Un milliardaire portait le sac de sa maîtresse comme un gentleman… jusqu’à ce que sa femme entre avec leurs quatre enfants dans les bras.
Victor Monroe n’avait jamais porté de sac. Jamais. Pourtant, ce matin-là, sous les néons impitoyables du terminal, un sac de créateur pendait à son bras.
Pour lui, ce n’était rien. Pour le monde, c’était tout.

Nadia marchait à ses côtés, vêtue d’une robe crème, le sourire assuré d’une femme persuadée d’avoir gagné. Elle voulait être vue. Victor la laissait faire : ce sac suffisait à parler pour lui.
Le terminal bourdonnait : cadres pressés, musique diffuse, annonces de vols. Son jet privé attendait, mais Nadia avait insisté pour traverser la zone publique. Elle voulait l’exposition.
Victor croyait encore maîtriser l’histoire. Puis le silence tomba. Conversations figées. Téléphones levés.
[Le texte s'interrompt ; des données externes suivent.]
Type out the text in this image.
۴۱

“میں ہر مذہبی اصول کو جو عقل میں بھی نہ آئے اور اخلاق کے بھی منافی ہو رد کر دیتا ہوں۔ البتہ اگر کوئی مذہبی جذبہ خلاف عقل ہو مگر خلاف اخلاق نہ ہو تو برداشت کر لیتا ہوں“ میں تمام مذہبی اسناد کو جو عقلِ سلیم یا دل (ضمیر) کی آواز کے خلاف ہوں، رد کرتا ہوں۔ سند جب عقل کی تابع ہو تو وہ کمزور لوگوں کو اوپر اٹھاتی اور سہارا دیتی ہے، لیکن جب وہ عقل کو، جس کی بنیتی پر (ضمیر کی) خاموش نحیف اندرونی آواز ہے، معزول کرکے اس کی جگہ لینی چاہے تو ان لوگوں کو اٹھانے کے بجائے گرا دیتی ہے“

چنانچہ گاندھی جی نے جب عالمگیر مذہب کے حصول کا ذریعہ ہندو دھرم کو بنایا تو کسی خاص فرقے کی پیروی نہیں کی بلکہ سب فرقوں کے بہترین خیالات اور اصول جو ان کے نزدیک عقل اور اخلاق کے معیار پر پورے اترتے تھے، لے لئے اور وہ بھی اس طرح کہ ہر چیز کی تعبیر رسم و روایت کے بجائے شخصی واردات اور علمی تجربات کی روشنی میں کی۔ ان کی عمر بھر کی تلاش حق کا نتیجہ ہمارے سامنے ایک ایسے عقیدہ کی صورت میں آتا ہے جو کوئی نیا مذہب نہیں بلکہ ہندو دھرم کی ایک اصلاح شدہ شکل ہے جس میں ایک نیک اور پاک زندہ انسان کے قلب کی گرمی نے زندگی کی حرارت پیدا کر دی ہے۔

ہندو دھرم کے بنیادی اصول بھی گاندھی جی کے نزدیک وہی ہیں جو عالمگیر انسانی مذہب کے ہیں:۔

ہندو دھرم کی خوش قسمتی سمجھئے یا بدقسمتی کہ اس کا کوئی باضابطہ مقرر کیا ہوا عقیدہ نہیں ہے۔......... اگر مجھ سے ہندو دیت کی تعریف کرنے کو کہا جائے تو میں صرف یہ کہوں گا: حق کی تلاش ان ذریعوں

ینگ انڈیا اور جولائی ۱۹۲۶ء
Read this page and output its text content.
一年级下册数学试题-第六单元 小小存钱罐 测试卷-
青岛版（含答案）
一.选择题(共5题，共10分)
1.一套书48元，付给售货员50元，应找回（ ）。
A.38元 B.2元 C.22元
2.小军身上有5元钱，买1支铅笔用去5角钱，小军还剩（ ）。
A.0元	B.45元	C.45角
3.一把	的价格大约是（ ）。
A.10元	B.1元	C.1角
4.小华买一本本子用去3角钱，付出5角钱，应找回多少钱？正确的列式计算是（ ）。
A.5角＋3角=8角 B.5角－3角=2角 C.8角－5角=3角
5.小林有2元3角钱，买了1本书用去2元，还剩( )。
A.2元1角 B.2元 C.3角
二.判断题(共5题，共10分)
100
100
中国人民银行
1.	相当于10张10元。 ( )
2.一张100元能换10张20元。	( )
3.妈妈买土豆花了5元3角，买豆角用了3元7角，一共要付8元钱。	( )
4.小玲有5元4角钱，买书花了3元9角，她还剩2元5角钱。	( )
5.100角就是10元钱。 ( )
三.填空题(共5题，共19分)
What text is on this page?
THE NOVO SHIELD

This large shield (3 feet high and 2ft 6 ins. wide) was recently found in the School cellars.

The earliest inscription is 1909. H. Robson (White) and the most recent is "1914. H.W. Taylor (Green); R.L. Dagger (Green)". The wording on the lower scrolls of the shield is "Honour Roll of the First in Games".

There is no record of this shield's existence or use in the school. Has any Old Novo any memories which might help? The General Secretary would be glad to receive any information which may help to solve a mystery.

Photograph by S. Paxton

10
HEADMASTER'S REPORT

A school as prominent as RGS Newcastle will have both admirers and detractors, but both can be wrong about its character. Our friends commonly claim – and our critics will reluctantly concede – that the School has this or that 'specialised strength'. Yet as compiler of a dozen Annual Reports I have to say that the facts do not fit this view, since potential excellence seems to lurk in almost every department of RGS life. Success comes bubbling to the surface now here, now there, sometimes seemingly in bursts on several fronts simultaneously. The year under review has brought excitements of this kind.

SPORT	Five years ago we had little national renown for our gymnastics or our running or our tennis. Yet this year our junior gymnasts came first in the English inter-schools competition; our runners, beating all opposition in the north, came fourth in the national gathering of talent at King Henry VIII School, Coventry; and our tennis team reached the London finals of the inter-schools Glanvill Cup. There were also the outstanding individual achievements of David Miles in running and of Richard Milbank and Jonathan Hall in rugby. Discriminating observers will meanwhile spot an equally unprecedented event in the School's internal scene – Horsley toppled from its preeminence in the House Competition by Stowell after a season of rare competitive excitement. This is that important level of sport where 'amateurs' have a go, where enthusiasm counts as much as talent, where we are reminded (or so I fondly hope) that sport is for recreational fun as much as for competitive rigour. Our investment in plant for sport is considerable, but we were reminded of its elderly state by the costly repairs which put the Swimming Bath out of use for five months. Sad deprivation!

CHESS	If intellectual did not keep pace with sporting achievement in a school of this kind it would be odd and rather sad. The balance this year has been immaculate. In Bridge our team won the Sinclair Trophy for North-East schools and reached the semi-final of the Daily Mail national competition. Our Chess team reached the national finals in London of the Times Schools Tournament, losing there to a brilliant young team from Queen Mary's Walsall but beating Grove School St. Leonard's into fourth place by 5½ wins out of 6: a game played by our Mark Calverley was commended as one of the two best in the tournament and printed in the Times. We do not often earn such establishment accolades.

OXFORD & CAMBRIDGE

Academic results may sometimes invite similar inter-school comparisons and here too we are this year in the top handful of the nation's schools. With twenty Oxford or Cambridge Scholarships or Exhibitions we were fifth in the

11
Au bout du hall se tenait Évelyne, sa femme. Pas de maquillage. Le visage pâle, les yeux éteints. Mais ce ne fut pas son regard qui le foudroya.
Quatre petits garçons s’accrochaient à sa jupe. Ses fils. Des quadruplés.
La main de Victor se relâcha. Le sac tomba dans un bruit sec. Sa bouche s’ouvrit, mais aucun mot n’en sortit. Évelyne le fixait, non pas avec colère… mais avec pitié.
Un flash. Puis un autre. La chute de Victor Monroe venait d’être figée à jamais.
— Papa ? demanda l’un des enfants en tirant la manche d’Évelyne. Elle tressaillit. Victor sentit son estomac se tordre.
Les murmures se propagèrent : C’est sa femme ? Ses enfants ? Et l’autre femme ?

Nadia recula, tremblante. Trop tard, elle comprit : elle n’était pas sa compagne, seulement la preuve vivante de sa trahison.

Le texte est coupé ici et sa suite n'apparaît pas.